Gli agenti annonari nel 2016 hanno effettuato 2.650 accertamenti commerciali; hanno verbalizzato 257 illeciti amministrativi e 53 casi di occupazione del suolo pubblico; hanno rimosso 21 dehors; effettuato 26 sequestri di merce, che in 2 casi è stata distrutta. Completano il quadro: la denuncia di 12 notizie di reato, un arresto, 2 sequestri di attività commerciali e 232 pareri per installazione di impianti pubblicitari.

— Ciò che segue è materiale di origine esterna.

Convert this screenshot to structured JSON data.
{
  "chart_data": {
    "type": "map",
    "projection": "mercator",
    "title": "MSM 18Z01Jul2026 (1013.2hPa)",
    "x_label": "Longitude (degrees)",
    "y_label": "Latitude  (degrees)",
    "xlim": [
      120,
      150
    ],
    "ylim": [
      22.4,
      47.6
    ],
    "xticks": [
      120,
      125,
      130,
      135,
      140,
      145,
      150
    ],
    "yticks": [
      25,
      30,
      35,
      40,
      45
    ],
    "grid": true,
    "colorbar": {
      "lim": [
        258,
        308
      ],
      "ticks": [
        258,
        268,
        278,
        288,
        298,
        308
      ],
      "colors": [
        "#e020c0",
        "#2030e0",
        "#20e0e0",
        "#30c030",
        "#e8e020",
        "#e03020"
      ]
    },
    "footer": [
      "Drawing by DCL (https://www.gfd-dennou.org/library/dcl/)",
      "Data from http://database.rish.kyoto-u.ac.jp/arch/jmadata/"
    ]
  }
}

“Un’attività che ci soddisfa – afferma il sindaco, Giancarlo Garozzo – anche perché portata avanti con impegno da un numero di uomini non sempre adeguato alle tante necessità e che per questo meritano i nostri complimenti. La crescita delle attività commerciali nelle zone centrali e di maggiore richiamo impone una riorganizzazione e un potenziamento del servizio, obiettivo al quale lavoriamo da tempo e che presto porterà i primi frutti”.

Il lavoro degli agenti annonari nei prossimi mesi presterà maggiore attenzione al decoro urbano. In questo senso, molti sforzi saranno rivolti ai dehors e agli impianti pubblicitari abusivi o non più utilizzati e mai rimossi, attività alla quale saranno destinati, a partire da febbraio, due vigili in più. Novità anche per i controlli sull’occupazione del suolo pubblico per i quali è prevista una squadra destinata ai soli servizi serali e composta da un agente annonario e due vigili urbani.

“Al di là delle forze che metteremo in campo, comunque importanti – dice l’assessore Scrofani – ciò che mi preme sottolineare sono gli aspetti qualitativi. La nuova organizzazione, infatti, scaturisce da un approccio diverso al problema dell’abusivismo che è rivolto a valorizzare chi rispetta le regole. Gli effetti saranno più evidenti a partire dall’estate, quando le attività commerciali, specie quelle che si occupano di ristorazione, collocano i tavoli fuori dai locali occupando più spazi di quelli concessi. Il punto è che si deve porre un freno al fenomeno e deve passare il concetto che una città ordinata dispone di un valore aggiunto perché diventa più appetibile in termini turistici. Una politica che intendiamo perseguire non contro ma con i commercianti”.